Figure 7. Peroxisome Fragmentation during HCMV Infection Is Regulated by pUL37×1-Mediated Activation of PEX11β.

(A) Images of peroxisomes (white, antibody against PEX14) from control cells (left), PEX11β KO CRISPR cells (middle), and control cells infected with ΔUL37 virus (right), before and after infection with HCMV. Infection is confirmed with an antibody against pUL99 (red). The peroxisome channel from three regions of interest is below each merged image. Scale bars represent 10 μm.

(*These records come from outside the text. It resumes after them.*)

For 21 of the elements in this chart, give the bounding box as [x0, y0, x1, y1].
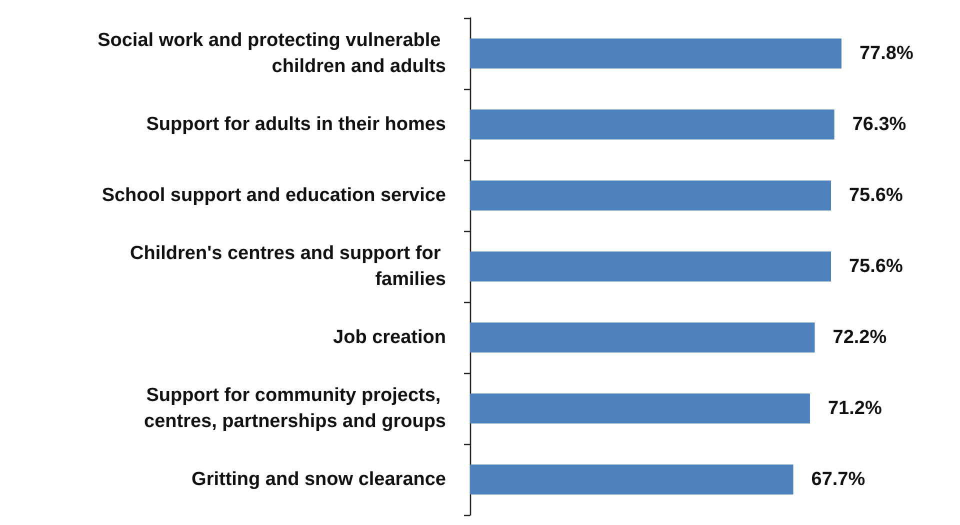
bar [470, 322, 815, 352]
bar [470, 38, 842, 68]
data-label: 77.8% [859, 43, 914, 64]
y-tick-label: School support and education service [102, 185, 446, 206]
data-label: 76.3% [852, 114, 906, 135]
y-tick-label: Gritting and snow clearance [192, 469, 446, 490]
y-tick-label: Support for adults in their homes [146, 114, 446, 135]
y-tick-label: Job creation [333, 327, 446, 348]
data-label: 75.6% [848, 185, 903, 206]
y-tick-label: Children's centres and support for families [130, 243, 446, 290]
bar [470, 252, 831, 282]
bar [470, 464, 794, 494]
y-tick-label: Support for community projects, centres, partnerships and groups [144, 385, 446, 432]
y-tick-label: Social work and protecting vulnerable children and adults [98, 30, 446, 77]
data-label: 72.2% [832, 327, 887, 348]
data-label: 67.7% [811, 469, 866, 490]
bar [470, 394, 810, 424]
bar [470, 110, 834, 140]
data-label: 75.6% [848, 256, 903, 277]
bar [470, 180, 831, 210]
data-label: 71.2% [828, 398, 882, 419]
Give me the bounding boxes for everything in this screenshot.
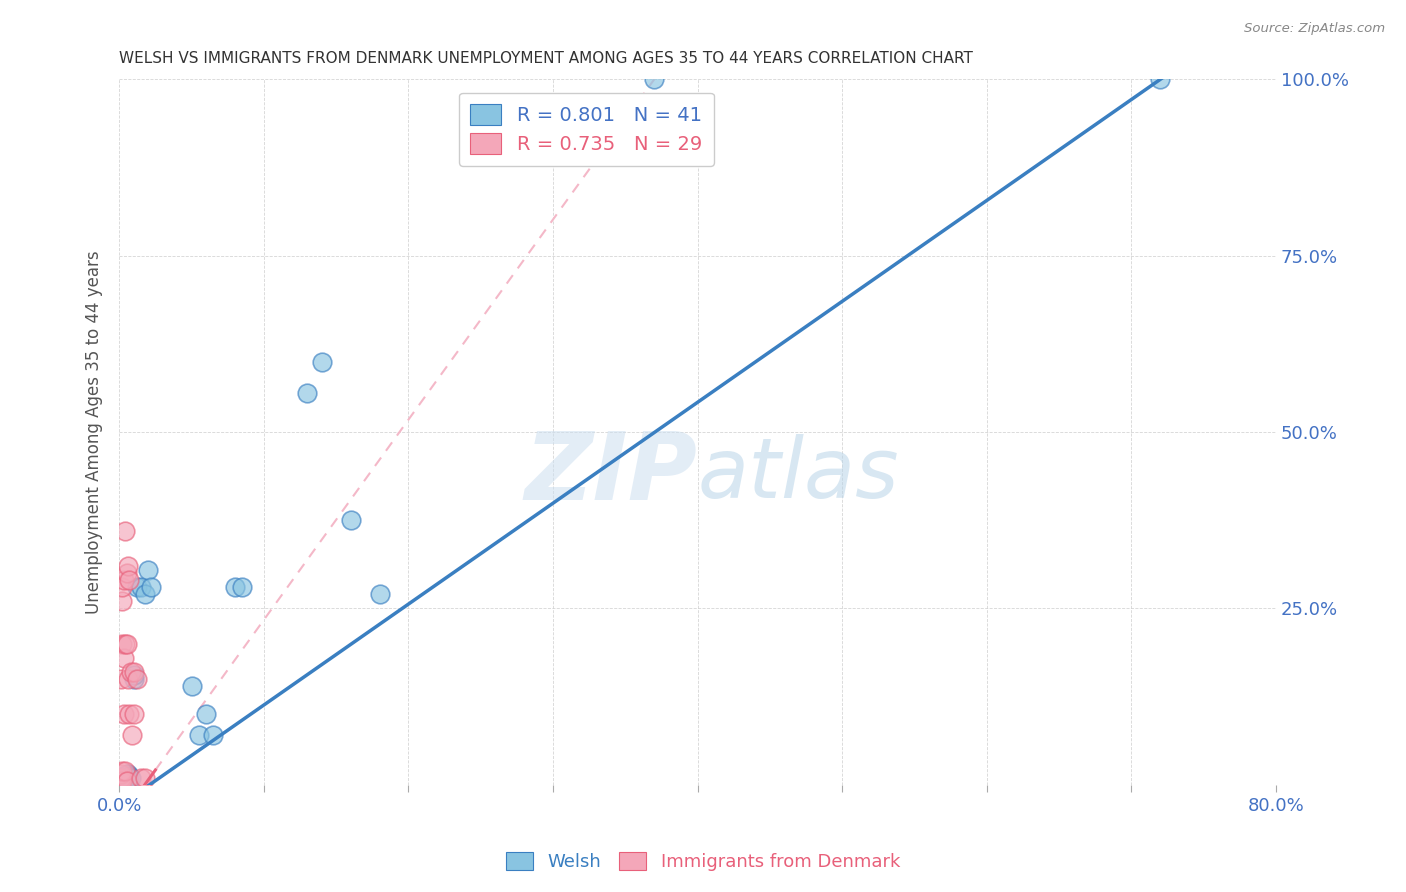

(B) For each condition in (A), peroxisome SA and SA:V was quantified (n > 20,000 peroxisomes in each condition). The SA:V schematic is shown to right, demonstrating the shift from spherical to flattened as the ratio increases. Box-and-whisker plots show whiskers at 10–90 percentiles, midline at median, and numerical value representing the mean. ***p < 0.001 compared to the wild-type mock-infected condition.

(C) Proposed model for the function of pUL37×1-PEX11β and MFF interactions, whereby pUL37×1 binds and activates PEX11β to promote peroxisome fission, generating fragmented peroxisomes (1). Alternatively, pUL37×1 is excluded from peroxisome membranes, likely by a currently unidentified host or viral factor, to form the enlarged and irregular peroxisomes (2).